Frequently I run scripts that show results of different datasets and I want to keep these for comparison open and be able to modify the plot. Some of this is possible in matplotlib but not the default. As I want to think about physics and not plotting, I like more xmgrace, with a GUI interface after plotting. A simple one line command should result in a 90% finished plot, final 10% fine adjustment can be done in the GUI if needed or from additional commands. I adopted the original Graceplot module (python interface to XmGrace) to my needs and added dataArray functionality. For the errorPlot of a fit a simple matplotlib interface is included. Meanwhile, the module mpl is a rudimentary interface to matplotlib to make plotting easier.

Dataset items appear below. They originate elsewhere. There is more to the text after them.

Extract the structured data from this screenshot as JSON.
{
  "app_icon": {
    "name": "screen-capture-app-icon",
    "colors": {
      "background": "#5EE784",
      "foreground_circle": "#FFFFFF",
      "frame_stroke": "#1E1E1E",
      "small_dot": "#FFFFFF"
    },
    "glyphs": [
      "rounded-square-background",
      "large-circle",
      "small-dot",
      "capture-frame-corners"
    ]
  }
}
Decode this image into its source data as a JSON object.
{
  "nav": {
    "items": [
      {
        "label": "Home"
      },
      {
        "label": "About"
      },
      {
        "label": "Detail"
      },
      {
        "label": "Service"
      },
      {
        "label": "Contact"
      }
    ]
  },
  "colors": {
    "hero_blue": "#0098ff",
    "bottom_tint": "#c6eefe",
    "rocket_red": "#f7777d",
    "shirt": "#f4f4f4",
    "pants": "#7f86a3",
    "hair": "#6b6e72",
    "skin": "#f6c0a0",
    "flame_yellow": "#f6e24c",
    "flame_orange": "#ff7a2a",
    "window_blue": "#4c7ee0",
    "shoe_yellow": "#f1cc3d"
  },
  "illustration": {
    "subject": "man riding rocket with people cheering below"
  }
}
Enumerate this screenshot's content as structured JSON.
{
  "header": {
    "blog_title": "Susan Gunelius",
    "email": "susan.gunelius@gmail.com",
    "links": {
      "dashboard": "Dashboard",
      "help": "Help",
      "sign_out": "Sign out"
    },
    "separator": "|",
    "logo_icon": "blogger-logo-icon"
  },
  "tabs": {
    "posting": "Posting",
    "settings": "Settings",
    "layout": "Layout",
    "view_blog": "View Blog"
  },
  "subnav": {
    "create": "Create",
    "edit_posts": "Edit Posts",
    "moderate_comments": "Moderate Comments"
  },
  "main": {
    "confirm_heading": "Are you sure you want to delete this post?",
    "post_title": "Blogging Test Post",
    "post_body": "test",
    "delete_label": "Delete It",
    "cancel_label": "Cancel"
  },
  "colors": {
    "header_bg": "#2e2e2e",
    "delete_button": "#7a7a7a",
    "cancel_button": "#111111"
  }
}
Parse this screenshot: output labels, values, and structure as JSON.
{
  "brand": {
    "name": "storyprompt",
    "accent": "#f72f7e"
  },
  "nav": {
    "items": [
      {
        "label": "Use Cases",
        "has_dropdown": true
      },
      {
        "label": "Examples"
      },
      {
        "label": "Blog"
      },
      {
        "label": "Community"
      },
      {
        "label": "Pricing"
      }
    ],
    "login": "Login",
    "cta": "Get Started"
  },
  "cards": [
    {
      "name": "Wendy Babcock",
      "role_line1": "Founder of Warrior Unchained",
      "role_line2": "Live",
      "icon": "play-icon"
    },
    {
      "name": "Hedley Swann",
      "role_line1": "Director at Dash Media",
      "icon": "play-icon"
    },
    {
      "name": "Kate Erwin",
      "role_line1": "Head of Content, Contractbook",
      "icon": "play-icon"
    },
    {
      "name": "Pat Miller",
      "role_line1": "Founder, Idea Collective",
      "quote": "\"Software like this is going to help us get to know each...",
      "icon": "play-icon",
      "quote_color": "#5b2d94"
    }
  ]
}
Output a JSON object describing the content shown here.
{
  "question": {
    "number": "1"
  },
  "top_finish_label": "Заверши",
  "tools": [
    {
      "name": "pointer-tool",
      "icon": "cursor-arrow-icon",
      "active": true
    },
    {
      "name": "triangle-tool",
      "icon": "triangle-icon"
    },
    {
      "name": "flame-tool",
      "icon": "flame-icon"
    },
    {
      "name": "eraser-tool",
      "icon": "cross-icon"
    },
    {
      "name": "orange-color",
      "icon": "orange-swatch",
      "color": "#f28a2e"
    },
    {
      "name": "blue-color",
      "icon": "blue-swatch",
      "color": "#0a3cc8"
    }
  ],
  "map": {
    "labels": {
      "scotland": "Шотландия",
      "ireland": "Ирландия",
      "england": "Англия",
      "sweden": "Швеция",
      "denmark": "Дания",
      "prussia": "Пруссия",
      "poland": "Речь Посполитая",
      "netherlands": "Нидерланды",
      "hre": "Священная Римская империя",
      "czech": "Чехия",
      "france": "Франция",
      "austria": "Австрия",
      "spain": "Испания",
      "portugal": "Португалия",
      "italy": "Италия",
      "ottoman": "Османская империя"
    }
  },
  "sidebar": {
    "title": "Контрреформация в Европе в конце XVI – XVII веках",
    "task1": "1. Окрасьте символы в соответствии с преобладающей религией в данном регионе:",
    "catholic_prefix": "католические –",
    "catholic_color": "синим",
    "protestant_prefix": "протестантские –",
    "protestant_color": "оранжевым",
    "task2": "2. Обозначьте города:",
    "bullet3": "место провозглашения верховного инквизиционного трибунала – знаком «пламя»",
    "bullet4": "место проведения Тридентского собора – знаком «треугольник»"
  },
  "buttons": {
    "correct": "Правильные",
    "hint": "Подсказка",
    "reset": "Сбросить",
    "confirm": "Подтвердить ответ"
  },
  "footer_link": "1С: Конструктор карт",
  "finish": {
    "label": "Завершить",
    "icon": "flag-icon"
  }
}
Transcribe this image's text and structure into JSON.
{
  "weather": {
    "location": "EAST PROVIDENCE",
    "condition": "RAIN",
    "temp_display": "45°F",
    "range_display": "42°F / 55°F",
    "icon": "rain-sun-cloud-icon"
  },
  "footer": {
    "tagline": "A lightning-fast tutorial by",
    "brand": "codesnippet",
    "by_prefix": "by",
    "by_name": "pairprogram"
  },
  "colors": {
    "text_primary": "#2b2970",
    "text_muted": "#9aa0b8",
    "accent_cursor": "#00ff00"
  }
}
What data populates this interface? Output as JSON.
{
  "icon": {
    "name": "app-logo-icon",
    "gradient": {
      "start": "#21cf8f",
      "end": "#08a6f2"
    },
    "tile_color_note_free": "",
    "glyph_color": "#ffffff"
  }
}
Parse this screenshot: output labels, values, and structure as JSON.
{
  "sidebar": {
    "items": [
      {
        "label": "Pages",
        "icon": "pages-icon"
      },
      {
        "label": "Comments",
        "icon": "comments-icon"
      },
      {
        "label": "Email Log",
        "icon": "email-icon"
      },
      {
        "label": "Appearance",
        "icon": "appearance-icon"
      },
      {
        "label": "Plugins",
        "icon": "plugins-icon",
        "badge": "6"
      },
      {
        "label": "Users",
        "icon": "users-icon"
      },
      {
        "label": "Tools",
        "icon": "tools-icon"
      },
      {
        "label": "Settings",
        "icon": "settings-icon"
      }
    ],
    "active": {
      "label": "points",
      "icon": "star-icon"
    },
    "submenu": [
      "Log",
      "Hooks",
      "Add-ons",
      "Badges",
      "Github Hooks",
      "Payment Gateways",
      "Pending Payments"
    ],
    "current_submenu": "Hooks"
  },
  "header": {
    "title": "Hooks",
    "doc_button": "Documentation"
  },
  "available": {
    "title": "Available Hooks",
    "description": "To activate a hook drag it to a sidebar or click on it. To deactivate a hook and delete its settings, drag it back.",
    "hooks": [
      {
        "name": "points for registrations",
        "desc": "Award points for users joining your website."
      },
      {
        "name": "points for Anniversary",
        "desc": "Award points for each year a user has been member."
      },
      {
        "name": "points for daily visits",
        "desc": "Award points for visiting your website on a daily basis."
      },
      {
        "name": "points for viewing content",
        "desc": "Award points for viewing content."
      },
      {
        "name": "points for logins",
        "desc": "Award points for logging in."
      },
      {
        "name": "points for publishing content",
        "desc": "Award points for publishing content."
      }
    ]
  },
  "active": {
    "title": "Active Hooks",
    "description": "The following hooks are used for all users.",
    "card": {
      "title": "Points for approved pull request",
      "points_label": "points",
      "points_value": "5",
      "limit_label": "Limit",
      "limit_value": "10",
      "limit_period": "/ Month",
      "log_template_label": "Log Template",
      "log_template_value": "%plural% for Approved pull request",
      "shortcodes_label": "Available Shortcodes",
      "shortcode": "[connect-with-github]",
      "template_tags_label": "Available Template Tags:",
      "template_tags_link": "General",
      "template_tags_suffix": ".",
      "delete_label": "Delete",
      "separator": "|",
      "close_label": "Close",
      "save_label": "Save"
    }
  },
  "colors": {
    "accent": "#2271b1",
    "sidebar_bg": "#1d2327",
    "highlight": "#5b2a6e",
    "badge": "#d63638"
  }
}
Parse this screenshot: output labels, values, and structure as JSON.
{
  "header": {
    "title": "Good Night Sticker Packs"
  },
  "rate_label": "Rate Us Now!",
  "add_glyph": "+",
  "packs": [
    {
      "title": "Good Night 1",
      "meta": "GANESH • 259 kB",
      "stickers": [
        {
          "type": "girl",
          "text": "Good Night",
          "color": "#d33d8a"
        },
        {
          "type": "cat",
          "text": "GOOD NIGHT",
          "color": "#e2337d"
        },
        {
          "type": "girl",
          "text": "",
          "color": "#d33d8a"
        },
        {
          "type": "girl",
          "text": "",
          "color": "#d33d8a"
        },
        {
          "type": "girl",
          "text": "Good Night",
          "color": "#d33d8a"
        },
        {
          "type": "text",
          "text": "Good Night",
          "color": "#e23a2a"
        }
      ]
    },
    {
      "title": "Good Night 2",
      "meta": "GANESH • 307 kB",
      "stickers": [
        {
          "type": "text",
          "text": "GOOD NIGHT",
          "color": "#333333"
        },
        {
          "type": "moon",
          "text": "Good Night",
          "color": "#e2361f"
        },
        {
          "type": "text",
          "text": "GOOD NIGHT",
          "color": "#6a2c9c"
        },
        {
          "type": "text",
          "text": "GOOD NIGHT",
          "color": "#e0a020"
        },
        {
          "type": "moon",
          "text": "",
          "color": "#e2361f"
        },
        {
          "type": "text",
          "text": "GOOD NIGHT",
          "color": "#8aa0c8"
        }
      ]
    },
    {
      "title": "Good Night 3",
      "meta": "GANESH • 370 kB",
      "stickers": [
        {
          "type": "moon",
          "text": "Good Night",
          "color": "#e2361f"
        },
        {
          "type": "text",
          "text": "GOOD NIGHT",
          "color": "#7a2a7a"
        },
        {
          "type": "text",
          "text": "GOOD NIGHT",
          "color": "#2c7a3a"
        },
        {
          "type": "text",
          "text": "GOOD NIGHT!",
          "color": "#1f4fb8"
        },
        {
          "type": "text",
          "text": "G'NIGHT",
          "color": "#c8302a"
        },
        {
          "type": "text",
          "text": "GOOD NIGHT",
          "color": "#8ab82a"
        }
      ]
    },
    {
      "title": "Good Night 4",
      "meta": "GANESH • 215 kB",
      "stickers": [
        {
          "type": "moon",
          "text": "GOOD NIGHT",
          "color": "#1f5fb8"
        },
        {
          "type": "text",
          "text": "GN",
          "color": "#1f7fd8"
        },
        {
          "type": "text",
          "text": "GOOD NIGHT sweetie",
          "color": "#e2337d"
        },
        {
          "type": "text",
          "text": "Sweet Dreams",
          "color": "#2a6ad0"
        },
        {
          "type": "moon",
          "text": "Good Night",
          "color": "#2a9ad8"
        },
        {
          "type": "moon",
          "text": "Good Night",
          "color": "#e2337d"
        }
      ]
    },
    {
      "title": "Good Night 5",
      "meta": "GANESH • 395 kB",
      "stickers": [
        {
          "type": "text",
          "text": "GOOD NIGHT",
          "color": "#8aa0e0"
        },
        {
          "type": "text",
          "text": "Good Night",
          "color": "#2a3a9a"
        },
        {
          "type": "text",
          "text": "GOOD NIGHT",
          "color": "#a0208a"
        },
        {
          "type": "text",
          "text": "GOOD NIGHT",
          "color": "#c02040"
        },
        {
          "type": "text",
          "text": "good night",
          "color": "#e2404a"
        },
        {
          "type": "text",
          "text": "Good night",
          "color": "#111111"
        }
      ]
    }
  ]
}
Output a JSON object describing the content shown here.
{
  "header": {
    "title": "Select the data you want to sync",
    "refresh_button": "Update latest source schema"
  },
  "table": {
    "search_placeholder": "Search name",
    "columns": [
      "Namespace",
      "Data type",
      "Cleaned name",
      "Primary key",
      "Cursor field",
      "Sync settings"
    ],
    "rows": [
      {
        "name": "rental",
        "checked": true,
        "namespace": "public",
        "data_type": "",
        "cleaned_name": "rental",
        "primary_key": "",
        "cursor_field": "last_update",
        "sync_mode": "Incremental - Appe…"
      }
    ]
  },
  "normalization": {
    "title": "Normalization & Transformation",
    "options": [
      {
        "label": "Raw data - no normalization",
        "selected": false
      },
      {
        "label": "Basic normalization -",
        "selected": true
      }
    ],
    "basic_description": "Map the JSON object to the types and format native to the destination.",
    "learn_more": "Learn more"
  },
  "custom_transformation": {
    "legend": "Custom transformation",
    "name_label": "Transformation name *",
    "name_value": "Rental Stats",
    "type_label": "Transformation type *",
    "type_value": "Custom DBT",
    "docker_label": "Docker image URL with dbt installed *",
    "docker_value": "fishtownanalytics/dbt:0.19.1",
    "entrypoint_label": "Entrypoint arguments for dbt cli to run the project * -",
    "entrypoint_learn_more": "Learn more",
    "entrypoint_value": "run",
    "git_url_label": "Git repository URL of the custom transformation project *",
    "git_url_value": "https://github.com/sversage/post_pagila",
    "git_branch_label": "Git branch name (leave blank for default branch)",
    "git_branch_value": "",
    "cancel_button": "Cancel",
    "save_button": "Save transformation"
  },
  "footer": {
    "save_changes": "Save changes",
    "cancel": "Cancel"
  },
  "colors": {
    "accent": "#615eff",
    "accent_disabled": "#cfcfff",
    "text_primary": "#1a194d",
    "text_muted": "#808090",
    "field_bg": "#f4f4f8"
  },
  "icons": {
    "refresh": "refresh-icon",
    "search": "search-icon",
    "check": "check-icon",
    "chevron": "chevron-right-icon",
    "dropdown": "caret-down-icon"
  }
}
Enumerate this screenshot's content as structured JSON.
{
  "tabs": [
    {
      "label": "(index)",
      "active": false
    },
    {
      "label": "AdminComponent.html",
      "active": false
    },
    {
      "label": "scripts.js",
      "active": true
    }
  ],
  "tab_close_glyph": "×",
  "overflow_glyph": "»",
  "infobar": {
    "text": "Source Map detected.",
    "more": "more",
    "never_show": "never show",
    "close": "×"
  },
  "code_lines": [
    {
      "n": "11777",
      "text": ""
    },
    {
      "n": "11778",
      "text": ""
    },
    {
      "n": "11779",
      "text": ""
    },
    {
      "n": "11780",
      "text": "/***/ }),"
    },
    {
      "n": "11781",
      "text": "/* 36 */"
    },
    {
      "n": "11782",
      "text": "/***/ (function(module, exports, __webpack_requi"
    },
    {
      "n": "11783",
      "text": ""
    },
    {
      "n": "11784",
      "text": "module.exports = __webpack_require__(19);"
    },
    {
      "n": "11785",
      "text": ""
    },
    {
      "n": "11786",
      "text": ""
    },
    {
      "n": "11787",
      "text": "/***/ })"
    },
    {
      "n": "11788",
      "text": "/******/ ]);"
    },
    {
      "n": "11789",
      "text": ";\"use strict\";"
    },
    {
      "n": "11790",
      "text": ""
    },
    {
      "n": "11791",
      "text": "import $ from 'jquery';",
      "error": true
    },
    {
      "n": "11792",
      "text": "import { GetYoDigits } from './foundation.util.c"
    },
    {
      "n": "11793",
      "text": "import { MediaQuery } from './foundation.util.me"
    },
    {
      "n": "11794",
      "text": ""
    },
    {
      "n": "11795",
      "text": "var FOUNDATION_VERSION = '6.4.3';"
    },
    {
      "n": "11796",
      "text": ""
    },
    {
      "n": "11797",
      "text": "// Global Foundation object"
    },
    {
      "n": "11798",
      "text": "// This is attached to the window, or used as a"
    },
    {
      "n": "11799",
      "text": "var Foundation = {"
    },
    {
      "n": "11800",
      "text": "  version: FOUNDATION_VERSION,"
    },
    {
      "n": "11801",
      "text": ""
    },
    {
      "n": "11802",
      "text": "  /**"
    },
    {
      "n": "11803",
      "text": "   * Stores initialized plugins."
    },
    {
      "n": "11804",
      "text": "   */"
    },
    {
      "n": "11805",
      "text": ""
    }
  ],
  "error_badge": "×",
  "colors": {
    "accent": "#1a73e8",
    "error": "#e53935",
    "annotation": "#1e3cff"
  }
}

The nice thing about Xmgrace is that it stores the plot as ASCII text instead of the JPG or PDF. So its easy to reopen the plot and change the plot later if your supervisor/boss/reviewer asks for log-log or other colors or whatever. For data inspection zoom, hide of data, simple fitting for trends and else are possible on WYSIWYG/GUI basis. If you want to retrieve the data (or forgot to save your results separatly) they are accessible in the ASCII file. Export in scientific paper quality is possible. A simple interface for annotations, lines, …. is included. Unfortunately its only 2D but this is 99% of my work.
Speed/Libraries
The most common libraries for scientific computing in python are NumPy and SciPy and these are the only obligatory dependencies for Jscatter (later added matplotlib and Pillow for image reading). Python in combination with numpy can be quite fast if the ndarrays methods are used consequently instead of explicit for loops. E.g. the numpy.einsum function immediately uses compiled C to do the computation. (See this and look for “Why are NumPy arrays efficient”). SCIPY offers all the math needed and optimized algorithms, also from blas/lapack. To speed up, if needed, on a multiprocessor machine the module parallel offers an easy interface to the standard python module multiprocessing within a single command. If your model still needs long computing time and needs speed up the common methods as Cython, Numba or f2py (Fortran) should be used in your model. As these are more difficult the advanced user may use it in their models.
A nice blog about possible speedups is found at Julia vs Python. Nevertheless the critical point in these cases is the model and not the small overhead in dataArray/dataList or fitting.
As some models depend on f2py and Fortran code an example is provided how to use f2py and finally contribute a function in Jscatter. Extending/Contributing/Fortran
Some resources :
Development environment/ Testing
The development platform is mainly current Linux (Linux Mint/CentOs). I regularly use Jscatter on macOS. I regularly use it on 12 core Linux machines on our cluster. I tested the main functionallity (e.g. all examples) on Python 3.6 and try to write 2.7/3.x compatible code. I never use Windows (only if a manufacturer of an instrument forces me…) Jscatter works under Windows, except things that rely on pipes or gfortran as the connection to XmGrace and the DLS module which calls CONTIN through a pipe. As matplotlib is slow fits give no intermediate output.